Voters should know how each candidate plans to vote on major issues before the election rather than to find out after the election. The true goals, intentions and beliefs of the winning candidates should be known.
The public deserves more than a bland pledge of “I want to make Lawrence a better community for all citizens,” or “I want to continue to make sure we have a wonderful school system for all our young people.”
Major issues are facing Americans in cities of all sizes throughout the country. Far too many times candidates tell one story to attract voters during their campaigns but expose a far different philosophy when they move into public office.
If the Journal-World plans to compile a complete voter profile on each city commission and school board candidate, there should be specific questions about why each individual is seeking a position on either body and his or her stance on current controversial subjects.
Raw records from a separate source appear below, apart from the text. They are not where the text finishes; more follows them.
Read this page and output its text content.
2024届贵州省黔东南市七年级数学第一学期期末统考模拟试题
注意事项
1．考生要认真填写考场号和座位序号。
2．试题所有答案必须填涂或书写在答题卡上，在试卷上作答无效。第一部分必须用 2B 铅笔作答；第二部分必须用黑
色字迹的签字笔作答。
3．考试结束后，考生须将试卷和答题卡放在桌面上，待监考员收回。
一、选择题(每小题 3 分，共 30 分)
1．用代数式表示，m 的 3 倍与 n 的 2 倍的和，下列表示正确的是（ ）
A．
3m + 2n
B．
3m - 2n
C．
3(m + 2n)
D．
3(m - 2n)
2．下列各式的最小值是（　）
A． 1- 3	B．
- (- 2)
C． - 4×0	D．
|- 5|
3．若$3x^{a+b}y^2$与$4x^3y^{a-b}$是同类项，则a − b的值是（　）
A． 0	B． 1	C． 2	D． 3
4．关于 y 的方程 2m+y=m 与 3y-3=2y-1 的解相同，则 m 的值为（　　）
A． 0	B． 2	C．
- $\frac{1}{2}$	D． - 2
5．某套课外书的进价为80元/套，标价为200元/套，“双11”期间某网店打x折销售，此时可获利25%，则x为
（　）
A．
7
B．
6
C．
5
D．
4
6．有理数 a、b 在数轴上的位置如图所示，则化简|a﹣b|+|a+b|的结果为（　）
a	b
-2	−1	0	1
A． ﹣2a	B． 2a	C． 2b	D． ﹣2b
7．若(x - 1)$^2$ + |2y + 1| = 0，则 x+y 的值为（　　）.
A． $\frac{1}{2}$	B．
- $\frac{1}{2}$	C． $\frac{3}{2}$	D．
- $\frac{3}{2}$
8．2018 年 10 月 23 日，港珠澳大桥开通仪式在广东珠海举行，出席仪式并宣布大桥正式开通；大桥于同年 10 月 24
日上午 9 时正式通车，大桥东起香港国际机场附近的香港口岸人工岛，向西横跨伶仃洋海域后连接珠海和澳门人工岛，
First, does the candidate have a deep commitment to the United States Constitution? This may seem like a silly question but in recent months there have been growing numbers of elected officials who question or wish to modify the Constitution.
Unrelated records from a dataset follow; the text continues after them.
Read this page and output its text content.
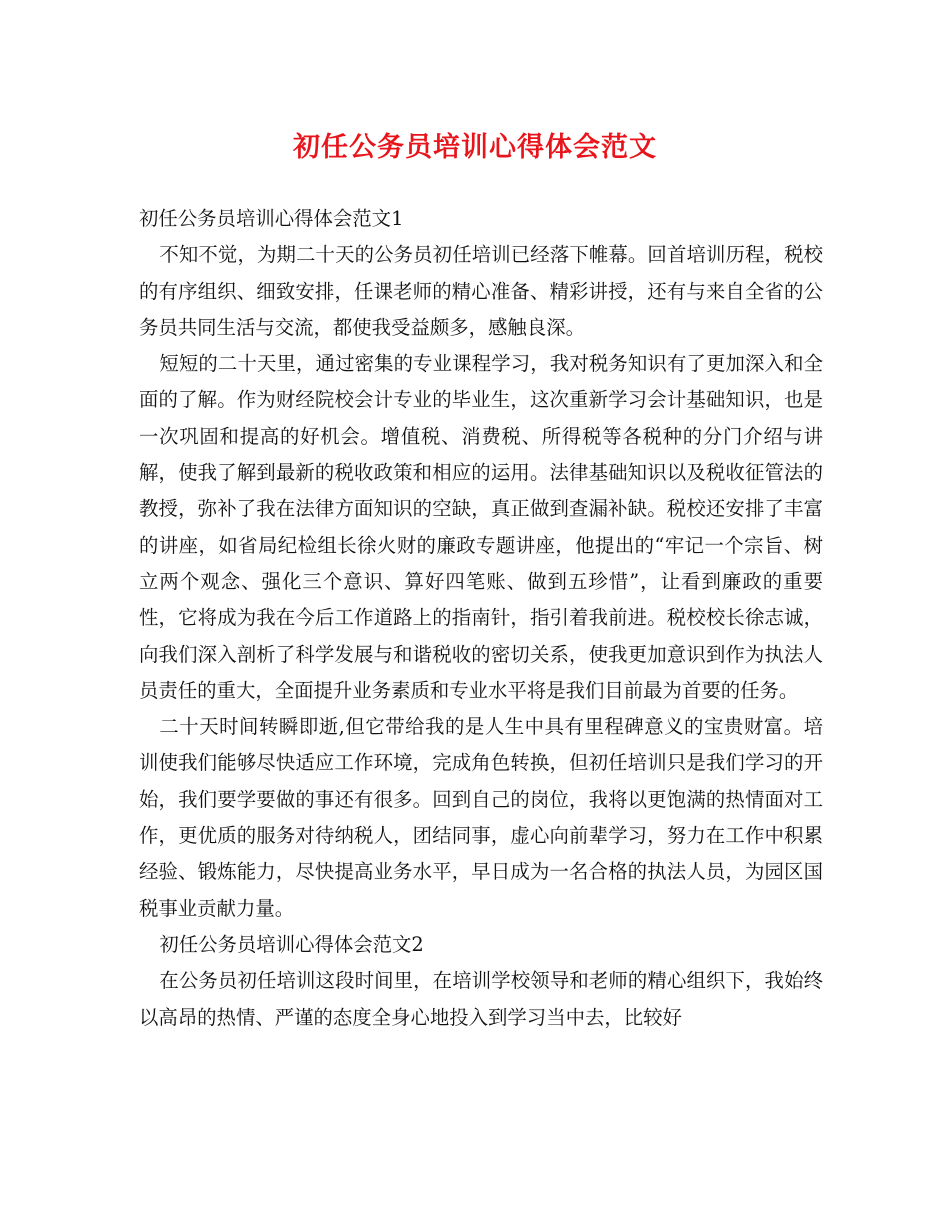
初任公务员培训心得体会范文

初任公务员培训心得体会范文1

不知不觉，为期二十天的公务员初任培训已经落下帷幕。回首培训历程，税校的有序组织、细致安排，任课老师的精心准备、精彩讲授，还有与来自全省的公务员共同生活与交流，都使我受益颇多，感触良深。

短短的二十天里，通过密集的专业课程学习，我对税务知识有了更加深入和全面的了解。作为财经院校会计专业的毕业生，这次重新学习会计基础知识，也是一次巩固和提高的好机会。增值税、消费税、所得税等各税种的分门介绍与讲解，使我了解到最新的税收政策和相应的运用。法律基础知识以及税收征管法的教授，弥补了我在法律方面知识的空缺，真正做到查漏补缺。税校还安排了丰富的讲座，如省局纪检组长徐火财的廉政专题讲座，他提出的“牢记一个宗旨、树立两个观念、强化三个意识、算好四笔账、做到五珍惜”，让看到廉政的重要性，它将成为我在今后工作道路上的指南针，指引着我前进。税校校长徐志诚，向我们深入剖析了科学发展与和谐税收的密切关系，使我更加意识到作为执法人员责任的重大，全面提升业务素质和专业水平将是我们目前最为首要的任务。

二十天时间转瞬即逝,但它带给我的是人生中具有里程碑意义的宝贵财富。培训使我们能够尽快适应工作环境，完成角色转换，但初任培训只是我们学习的开始，我们要学要做的事还有很多。回到自己的岗位，我将以更饱满的热情面对工作，更优质的服务对待纳税人，团结同事，虚心向前辈学习，努力在工作中积累经验、锻炼能力，尽快提高业务水平，早日成为一名合格的执法人员，为园区国税事业贡献力量。

初任公务员培训心得体会范文2

在公务员初任培训这段时间里，在培训学校领导和老师的精心组织下，我始终以高昂的热情、严谨的态度全身心地投入到学习当中去，比较好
For city commissioners, do they support free speech, a free press, a right to bear arms and freedom of religion?
What is their position on the actions of some in city governments around the country to reduce and defund fiscal support for local law enforcement programs? What would candidates favor relative to the Lawrence Police Department and even the Douglas County Sheriff’s Department? A reduction of officers on the street?
For city commission candidates, how do they define or balance equity, diversity and ability when considering candidates for city positions?
For school board candidates, do they favor continuing the standard educational program for Lawrence students K-12, or do they intend to adopt the controversial “critical race theory” and/or the “counter culture” movement?
These are basic questions voters should have answered BEFORE the elections.
Now is not the time for voters to wear blinders. The news media has a responsibility to present honest and factual information on each candidate. Voters should be confident on how their favorite candidate will vote on major issues.
There should not be any “buyer or voter remorse” after the election. In partisan elections there is no offer or guarantee to “return to sender” if a winning candidate does not measure up to his or her campaign pledges.
The proven adage of “buyer beware” is just as true in the often raw and dirty game of politics and elections as it is in the highly competitive private retail business.
In fact, it is even more important in the political arena.